At Brittany's shoot, her mother announces that the family will be vacationing in Paris. Janice knows this means that Brittany will be seeking work in Europe and if she hits it big there she won't come back. Janice expresses concern about Sorin, citing his accent and difficulty with rejection. Janice puts "Fargo" in high fashion-type clothes and makeup and is surprised at the transformation. She photographs Claudia in a male persona, "Claude."

Janice decides to shoot a number of the models naked. She feels that models have to be comfortable with their bodies and refusing to pose nude means that they aren't comfortable. Rather than pose nude, Grayce Pederson quits.

Following the shoots, Janice, Peter, Kodi, Gabe and Duke go through the photos and make the cuts. They split the models into three groups: "Management," meaning they will be presented to potential clients worldwide; "New Faces," meaning the agency will continue to work to develop them; and cut.

Janice cuts Sorin, Chrisanne, Petra, Brenda Kimani, Andrew and Claudia on-camera. Although it's not stated explicitly, presumably all other models not put on the "Management" and "New Faces" lists are also cut.

Janice brings the remaining models to Sunset Boulevard to announce the "Management" and "New Faces" boards. Pierce, Crystal, Tony, "Fargo," Chris Jones, Stina, John Stallings, Adrian, Sarah, Paul Ramirez, Natalie, Chris Vanek, Maurice, Billy and T.J. Wilk go on the "Management" board. Marlon, T.J. Bates, Lauren, Bryan, Timika, Marcus, Ben and Nyabel go on the "New Faces" board. The "Management board" models (including Brittany, who is not present) appear on an electronic billboard on Sunset Boulevard.

==Models==

===The "Management Board" roster===

| Name | Age 1 | Sex | Hometown |
| Sarah Eisele | 18 | Female | Hesperia, California |
| Jenny "Fargo" Gilbertson | 23 | Female | Fargo, North Dakota |
| Adrian Gonzales | 19 | Male | Cutler, California |
| Kristina "Stina" Jeffers | 23 | Female | Altadena, California |
| Christopher Jones | 25 | Male | Falls Church, Virginia |
| William "Billy" Marquart, Jr. | 19 | Male | Quincy, Illinois |
| Tony K. Perez | 25 | Male | Honolulu, Hawaii |
| Brittany Picozzi ^{2} | 16 | Female | Las Vegas, Nevada |
| Paul Ramirez | 26 | Male | Denver, Colorado |
| Pierce Ross | 19 | Female | Las Vegas, Nevada |
| John Stallings | 26 | Male | Sandy, Utah |
| Maurice Townsell | 25 | Male | Reno, Nevada |
| Crystal Truehart | 18 | Female | Northampton, Massachusetts |
| Christopher Vanek | 20 | Male | Van Nuys, California |
| Terry "TJ" Wilk | 21 | Male | Cleveland, Ohio |
| Natalie Winsell | 20 | Female | Newport Beach, California |

^{1} Ages are according to The Janice Dickinson Modeling Agency's model profiles and are presumed to be correct at the time of filming.

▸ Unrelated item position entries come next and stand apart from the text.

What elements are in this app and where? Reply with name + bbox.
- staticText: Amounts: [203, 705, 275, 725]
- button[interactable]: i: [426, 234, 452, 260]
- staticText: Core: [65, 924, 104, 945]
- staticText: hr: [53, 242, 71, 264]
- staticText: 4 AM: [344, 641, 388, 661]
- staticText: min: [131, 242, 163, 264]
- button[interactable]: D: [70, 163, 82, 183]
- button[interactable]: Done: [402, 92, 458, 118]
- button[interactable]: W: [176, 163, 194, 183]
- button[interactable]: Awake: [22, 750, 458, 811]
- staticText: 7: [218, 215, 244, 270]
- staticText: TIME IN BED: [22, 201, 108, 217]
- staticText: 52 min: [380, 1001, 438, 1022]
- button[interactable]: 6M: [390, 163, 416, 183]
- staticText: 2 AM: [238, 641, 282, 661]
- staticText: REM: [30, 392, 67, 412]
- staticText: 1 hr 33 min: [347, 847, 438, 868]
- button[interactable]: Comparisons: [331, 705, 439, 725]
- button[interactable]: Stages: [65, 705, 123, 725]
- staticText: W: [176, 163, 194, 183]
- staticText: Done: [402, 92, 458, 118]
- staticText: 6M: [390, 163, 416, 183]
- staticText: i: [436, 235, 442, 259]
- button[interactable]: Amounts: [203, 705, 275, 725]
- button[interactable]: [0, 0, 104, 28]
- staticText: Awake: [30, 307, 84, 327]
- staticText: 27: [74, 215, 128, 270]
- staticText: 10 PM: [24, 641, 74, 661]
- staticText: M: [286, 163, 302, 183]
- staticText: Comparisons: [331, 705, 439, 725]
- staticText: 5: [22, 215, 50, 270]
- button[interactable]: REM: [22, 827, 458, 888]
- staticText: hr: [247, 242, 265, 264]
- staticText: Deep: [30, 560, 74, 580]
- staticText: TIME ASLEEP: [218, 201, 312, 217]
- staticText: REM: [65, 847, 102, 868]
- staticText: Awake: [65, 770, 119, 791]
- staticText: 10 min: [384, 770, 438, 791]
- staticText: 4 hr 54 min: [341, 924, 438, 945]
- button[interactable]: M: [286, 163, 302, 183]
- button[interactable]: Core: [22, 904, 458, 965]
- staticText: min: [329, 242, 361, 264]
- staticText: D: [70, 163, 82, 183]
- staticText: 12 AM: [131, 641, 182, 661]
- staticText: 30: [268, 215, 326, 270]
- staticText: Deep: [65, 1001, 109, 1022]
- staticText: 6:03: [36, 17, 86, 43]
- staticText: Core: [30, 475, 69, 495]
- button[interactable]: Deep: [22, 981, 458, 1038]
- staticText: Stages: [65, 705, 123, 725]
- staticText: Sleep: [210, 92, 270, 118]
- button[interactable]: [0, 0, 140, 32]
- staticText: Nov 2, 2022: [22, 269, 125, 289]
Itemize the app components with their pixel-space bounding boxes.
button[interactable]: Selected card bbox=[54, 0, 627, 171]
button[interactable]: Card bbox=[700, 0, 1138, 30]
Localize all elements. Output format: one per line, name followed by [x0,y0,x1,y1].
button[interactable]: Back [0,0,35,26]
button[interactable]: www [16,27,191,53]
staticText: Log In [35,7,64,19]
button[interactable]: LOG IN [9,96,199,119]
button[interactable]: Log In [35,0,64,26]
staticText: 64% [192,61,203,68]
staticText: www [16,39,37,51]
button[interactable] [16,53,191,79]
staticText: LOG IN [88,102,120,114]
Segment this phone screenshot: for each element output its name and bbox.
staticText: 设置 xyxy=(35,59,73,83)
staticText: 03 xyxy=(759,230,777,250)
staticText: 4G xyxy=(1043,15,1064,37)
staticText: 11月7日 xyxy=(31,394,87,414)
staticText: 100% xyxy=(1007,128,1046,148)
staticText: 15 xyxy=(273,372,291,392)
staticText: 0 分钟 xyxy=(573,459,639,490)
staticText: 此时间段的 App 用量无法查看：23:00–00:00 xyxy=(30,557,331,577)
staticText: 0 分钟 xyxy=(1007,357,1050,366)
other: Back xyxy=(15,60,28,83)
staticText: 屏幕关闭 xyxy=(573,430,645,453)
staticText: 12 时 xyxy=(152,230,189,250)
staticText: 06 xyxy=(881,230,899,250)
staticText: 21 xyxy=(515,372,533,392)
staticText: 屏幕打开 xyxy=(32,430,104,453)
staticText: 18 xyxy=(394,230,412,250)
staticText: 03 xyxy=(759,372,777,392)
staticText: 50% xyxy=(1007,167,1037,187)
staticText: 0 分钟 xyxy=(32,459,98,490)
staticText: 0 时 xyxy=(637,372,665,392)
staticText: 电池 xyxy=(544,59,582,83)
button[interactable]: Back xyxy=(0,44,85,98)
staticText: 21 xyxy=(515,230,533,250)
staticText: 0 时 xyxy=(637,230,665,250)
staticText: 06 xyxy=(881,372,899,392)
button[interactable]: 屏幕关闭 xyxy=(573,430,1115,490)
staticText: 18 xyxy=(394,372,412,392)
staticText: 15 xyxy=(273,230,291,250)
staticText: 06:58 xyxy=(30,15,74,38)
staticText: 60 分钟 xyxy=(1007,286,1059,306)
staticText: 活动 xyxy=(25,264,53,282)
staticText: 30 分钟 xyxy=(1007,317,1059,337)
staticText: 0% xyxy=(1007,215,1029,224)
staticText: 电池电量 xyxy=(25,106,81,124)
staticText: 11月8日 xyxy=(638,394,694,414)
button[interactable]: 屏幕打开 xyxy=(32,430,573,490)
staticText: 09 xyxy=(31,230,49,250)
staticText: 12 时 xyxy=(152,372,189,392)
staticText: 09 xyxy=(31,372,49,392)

^{2} Not mentioned in season finale, but was shown on the Sunset Boulevard electronic billboard.

===The "New Faces" roster===

| Name | Age^{1} | Sex | Hometown |
| T.J. Bates | 25 | Male | Wanship, Utah |
| Marcus Foy | 23 | Male | New Orleans, Louisiana |
| Ben Gallenson | 21 | Male | Santa Rosa, California |
| Nyabel Lual | 24 | Female | Nasir, Sudan |
| Bryan McMullin | 20 | Male | Placerville, California |
| Timika Robinson | 22 | Female | Riverside, California |
| Lauren Wasser | 18 | Female | San Diego, California |
| Marlon Yates | 18 | Male | Los Angeles, California |

^{1} Ages are according to The Janice Dickinson Modeling Agency's model profiles and are presumed to be correct at the time of filming.